American radio personality

Michael Feldman (born March 14, 1949) is an American radio personality. He was the host of Michael Feldman's Whad'Ya Know?, first as a radio show distributed by Public Radio International, and then as a podcast. His former announcer, Jim Packard, referred to him as "The Sage of Wisconsin." He has given himself the title of "Producer Internationale," and often referred to Public Radio International on-air as "The International House of Radio."

Raised in Milwaukee, Wisconsin, Feldman graduated from the University of Wisconsin–Madison with a degree in English in 1970. He worked as a teacher at Malcolm Shabazz City High School in Madison, Wisconsin, before finding work at radio station WORT. Soon after, he worked as a cab driver before coming back to broadcasting, first at Wisconsin Public Radio (WPR) in Madison, then at WGN (AM). His show was canceled by WGN in 1984 and he returned to WPR in 1985 to produce and host Michael Feldman's Whad'Ya Know?, in conjunction with Wisconsin Public Radio for Public Radio International. In 2015 Whad'ya Know? celebrated its 30th anniversary. In 2016, the show was canceled by WPR. Starting in the fall of 2016, Whad'ya Know became available as a podcast. The last episode of the podcast was released on February 2, 2025.

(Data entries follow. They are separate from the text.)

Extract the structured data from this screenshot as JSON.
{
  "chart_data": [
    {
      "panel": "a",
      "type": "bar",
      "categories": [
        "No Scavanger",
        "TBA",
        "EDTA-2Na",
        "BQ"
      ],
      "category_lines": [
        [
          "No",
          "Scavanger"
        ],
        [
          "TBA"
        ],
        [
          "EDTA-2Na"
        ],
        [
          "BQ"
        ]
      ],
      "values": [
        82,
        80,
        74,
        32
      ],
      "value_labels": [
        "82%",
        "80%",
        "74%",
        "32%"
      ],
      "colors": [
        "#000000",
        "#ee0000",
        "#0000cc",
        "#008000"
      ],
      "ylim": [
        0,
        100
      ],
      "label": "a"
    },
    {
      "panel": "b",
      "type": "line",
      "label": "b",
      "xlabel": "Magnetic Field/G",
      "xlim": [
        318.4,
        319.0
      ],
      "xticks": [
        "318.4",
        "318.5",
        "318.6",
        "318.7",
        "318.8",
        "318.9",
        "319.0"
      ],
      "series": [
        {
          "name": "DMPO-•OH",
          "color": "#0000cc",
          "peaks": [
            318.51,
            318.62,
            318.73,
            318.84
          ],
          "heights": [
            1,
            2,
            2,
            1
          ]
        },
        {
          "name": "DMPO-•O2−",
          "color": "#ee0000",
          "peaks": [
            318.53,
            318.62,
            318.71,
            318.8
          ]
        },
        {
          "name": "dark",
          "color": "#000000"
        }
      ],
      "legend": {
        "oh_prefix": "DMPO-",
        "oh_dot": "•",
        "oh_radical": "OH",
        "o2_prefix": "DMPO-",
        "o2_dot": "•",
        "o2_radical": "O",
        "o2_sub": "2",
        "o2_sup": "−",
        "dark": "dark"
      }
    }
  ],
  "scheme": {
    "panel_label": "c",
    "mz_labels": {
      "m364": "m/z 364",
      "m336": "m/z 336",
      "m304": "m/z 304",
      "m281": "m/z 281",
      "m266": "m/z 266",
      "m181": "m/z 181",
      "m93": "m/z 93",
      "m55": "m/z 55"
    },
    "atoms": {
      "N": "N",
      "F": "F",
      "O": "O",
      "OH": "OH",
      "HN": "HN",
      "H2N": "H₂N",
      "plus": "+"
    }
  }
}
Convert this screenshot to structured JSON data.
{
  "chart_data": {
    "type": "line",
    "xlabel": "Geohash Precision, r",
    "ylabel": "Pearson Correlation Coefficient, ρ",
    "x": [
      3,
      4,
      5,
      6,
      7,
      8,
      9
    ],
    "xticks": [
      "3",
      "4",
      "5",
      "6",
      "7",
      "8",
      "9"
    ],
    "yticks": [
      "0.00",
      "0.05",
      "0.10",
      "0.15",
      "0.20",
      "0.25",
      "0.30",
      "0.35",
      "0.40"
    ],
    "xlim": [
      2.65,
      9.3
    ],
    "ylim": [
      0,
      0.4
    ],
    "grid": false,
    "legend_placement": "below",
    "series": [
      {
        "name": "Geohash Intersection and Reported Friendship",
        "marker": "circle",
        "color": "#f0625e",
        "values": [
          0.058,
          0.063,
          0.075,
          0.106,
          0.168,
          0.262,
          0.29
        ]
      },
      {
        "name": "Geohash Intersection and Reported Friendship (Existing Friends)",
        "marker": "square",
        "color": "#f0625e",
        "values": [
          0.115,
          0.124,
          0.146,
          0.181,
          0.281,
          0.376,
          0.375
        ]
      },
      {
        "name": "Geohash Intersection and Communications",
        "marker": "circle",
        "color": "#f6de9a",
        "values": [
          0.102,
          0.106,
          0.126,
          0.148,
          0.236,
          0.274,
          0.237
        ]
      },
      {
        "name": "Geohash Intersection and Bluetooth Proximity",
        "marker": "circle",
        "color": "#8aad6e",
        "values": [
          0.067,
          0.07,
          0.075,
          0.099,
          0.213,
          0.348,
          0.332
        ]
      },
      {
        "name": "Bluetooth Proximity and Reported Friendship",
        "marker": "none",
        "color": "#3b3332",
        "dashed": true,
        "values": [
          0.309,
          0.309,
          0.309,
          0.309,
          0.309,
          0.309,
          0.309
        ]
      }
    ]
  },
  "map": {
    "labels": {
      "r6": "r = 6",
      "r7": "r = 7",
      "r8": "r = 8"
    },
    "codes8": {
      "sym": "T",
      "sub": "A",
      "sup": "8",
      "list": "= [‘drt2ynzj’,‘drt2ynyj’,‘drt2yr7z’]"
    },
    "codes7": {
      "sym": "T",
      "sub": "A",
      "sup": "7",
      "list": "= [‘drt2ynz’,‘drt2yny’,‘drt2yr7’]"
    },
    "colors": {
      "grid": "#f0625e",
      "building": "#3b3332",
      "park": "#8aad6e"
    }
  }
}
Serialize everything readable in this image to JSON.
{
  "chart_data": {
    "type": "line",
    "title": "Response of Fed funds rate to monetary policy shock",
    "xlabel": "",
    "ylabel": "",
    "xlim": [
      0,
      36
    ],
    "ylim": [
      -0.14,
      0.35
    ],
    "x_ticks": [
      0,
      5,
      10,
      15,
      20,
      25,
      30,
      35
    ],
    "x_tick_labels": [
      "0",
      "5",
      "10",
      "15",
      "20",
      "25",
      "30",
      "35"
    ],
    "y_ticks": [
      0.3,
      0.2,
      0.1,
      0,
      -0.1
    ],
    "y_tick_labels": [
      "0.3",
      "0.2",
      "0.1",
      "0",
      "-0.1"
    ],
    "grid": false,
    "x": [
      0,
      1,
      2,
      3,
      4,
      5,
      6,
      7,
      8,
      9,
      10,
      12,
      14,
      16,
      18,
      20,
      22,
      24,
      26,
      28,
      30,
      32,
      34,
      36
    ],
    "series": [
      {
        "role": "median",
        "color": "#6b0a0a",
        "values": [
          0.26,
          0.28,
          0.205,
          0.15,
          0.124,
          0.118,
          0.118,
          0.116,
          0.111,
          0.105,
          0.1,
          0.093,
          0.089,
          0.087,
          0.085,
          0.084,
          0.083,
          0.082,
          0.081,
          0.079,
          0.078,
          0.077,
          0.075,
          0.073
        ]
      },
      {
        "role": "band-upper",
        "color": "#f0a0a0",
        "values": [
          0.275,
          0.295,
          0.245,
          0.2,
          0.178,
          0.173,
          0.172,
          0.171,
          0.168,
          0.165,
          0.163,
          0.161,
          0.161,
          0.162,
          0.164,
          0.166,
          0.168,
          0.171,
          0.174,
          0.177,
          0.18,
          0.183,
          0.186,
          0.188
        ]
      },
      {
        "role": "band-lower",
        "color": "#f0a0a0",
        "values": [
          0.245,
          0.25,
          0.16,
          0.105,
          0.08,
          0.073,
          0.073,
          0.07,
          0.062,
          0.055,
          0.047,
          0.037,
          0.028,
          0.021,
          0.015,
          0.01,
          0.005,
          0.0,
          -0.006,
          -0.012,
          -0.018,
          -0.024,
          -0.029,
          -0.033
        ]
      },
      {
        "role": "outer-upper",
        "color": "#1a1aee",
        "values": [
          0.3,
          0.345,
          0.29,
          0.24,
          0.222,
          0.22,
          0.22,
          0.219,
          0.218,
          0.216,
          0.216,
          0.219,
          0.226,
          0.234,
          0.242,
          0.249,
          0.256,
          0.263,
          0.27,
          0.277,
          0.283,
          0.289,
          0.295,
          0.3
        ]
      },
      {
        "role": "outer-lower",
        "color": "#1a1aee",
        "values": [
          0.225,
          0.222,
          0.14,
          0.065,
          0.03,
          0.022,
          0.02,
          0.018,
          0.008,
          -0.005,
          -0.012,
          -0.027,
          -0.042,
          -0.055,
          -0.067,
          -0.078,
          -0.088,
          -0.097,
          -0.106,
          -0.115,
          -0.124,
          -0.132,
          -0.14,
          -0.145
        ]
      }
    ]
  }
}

== Books and other media ==

Feldman is the author of several books: Wisconsin Curiosities: Quirky Characters, Roadside Oddities & Other Offbeat Stuff; Something I Said?: Innuendo and Out the Other; Thanks for the Memos; Glad You Asked: Intriguing Names, Facts, and Ideas For the Curious-Minded; Whad'ya Know, Test Your Knowledge; Whad'ya Know?; and Whad'ya Knowledge.

Feldman has produced three CD compilations of his radio show, Roadkill! The Best of Michael Feldman's Whad'ya Know... On the Road and Why Not: Best of Michael Feldman's Whad'ya Know, The First 25 Are the Hardest, a celebration of 25 years of Whad'ya Know, and the music CD Her Country: The Songs of Michael Feldman with John Sieger and the Skeletons.

Feldman also produced a podcast featuring interviews from Whad'ya Know?

==Personal==

Feldman is married, has two daughters, and lives in the Madison area, where the show was usually staged.